U.S. Assumes Command of Counter-piracy Task Force
By British navy Lt. Iain Jones
Special to American Forces Press Service
MANAMA, Bahrain, Aug. 13, 2009 The combined task force of international navies that counter piracy off the coast of Somalia and throughout the Gulf of Aden was returned to U.S. command at a ceremony here today.
U.S. Navy Rear Adm. Scott E. Sanders salutes the side boys as he arrives to relieve Turkish navy Rear Adm. Caner Bener as commander of Combined Task Force 151 during a change-of-command ceremony held aboard USS Anzio in Manama, Bahrain, Aug. 13, 2009. U.S. Navy photo by Petty Officer 2nd Class Nathan Schaeffer
(Click photo for screen-resolution image);high-resolution image available.

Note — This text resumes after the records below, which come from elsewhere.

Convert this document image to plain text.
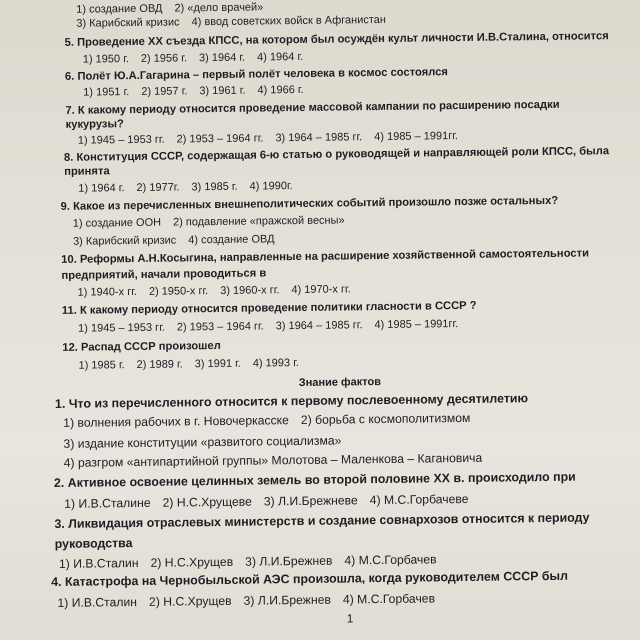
1) создание ОВД 2) «дело врачей»
3) Карибский кризис 4) ввод советских войск в Афганистан
5. Проведение XX съезда КПСС, на котором был осуждён культ личности И.В.Сталина, относится
1) 1950 г. 2) 1956 г. 3) 1964 г. 4) 1964 г.
6. Полёт Ю.А.Гагарина – первый полёт человека в космос состоялся
1) 1951 г. 2) 1957 г. 3) 1961 г. 4) 1966 г.
7. К какому периоду относится проведение массовой кампании по расширению посадки
кукурузы?
1) 1945 – 1953 гг. 2) 1953 – 1964 гг. 3) 1964 – 1985 гг. 4) 1985 – 1991гг.
8. Конституция СССР, содержащая 6-ю статью о руководящей и направляющей роли КПСС, была
принята
1) 1964 г. 2) 1977г. 3) 1985 г. 4) 1990г.
9. Какое из перечисленных внешнеполитических событий произошло позже остальных?
1) создание ООН 2) подавление «пражской весны»
3) Карибский кризис 4) создание ОВД
10. Реформы А.Н.Косыгина, направленные на расширение хозяйственной самостоятельности
предприятий, начали проводиться в
1) 1940-х гг. 2) 1950-х гг. 3) 1960-х гг. 4) 1970-х гг.
11. К какому периоду относится проведение политики гласности в СССР ?
1) 1945 – 1953 гг. 2) 1953 – 1964 гг. 3) 1964 – 1985 гг. 4) 1985 – 1991гг.
12. Распад СССР произошел
1) 1985 г. 2) 1989 г. 3) 1991 г. 4) 1993 г.
Знание фактов
1. Что из перечисленного относится к первому послевоенному десятилетию
1) волнения рабочих в г. Новочеркасске 2) борьба с космополитизмом
3) издание конституции «развитого социализма»
4) разгром «антипартийной группы» Молотова – Маленкова – Кагановича
2. Активное освоение целинных земель во второй половине XX в. происходило при
1) И.В.Сталине 2) Н.С.Хрущеве 3) Л.И.Брежневе 4) М.С.Горбачеве
3. Ликвидация отраслевых министерств и создание совнархозов относится к периоду
руководства
1) И.В.Сталин 2) Н.С.Хрущев 3) Л.И.Брежнев 4) М.С.Горбачев
4. Катастрофа на Чернобыльской АЭС произошла, когда руководителем СССР был
1) И.В.Сталин 2) Н.С.Хрущев 3) Л.И.Брежнев 4) М.С.Горбачев
1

Navy Rear Adm. Scott E. Sanders assumed command of Combined Task Force 151 in a ceremony aboard the coalition counter-piracy flagship USS Anzio while pier-side in Bahrain. Sanders became the first selective reserve admiral to command a combined task force at sea.
Sanders relieved Turkish navy Rear Adm. Caner Bener and heralded the Turkish navy's first command of a combined task force as a success.
"Rear Admiral Bener and his staff of Turkish, U.S., Pakistani, Greek and UK sailors have made huge strides, not only in combating piracy, but also in fostering international coordination and the relationships that are crucial to the mission," Sanders said. "The capture of 17 armed and dangerous men and their mother ship, the first pirate mother ship ever captured, demonstrated the ability of CTF 151 to effectively execute counter-piracy operations off the coast of Somalia."
Sanders assumed command of a CTF 151 staff made up of coalition personnel, which "has demonstrated how a staff comprised of personnel from multiple nations can form a cohesive team to tackle piracy," he said.
The Turkish navy assumed command of CTF 151 in early May, relieving U.S. Navy Rear Adm. Michelle Howard and her staff following the successful rescue of Richard Phillips, captain of the U.S.-flagged merchant vessel Maersk Alabama, which had been seized by pirates off Somalia’s coast.
"As a result of cooperative counter-piracy operations, there has been a considerable decrease in piracy activities in the region," Bener said. "The most effective measures we've seen to defeat piracy are nonkinetic and defensive in nature."
CTF 151 was created in January to actively deter, disrupt and suppress piracy in order to protect global maritime security and secure freedom of navigation for the benefit of all nations. It operates in the Gulf of Aden and the east coast of Somalia, covering about 1.1 million square miles.
"While the ultimate solution to the problem of piracy is ashore in Somalia, the combined maritime force made the decision to focus coalition maritime efforts on security and stability at sea in order to create a lawful maritime order and deter acts of piracy on the high seas, while giving the international community time to address the long-term solution of piracy," said Vice Adm. Bill Gortney, commander of U.S. Naval Forces Central Command and Combined Maritime Forces.
(British navy Lt. Iain Jones serves in the Combined Maritime Forces public affairs office.)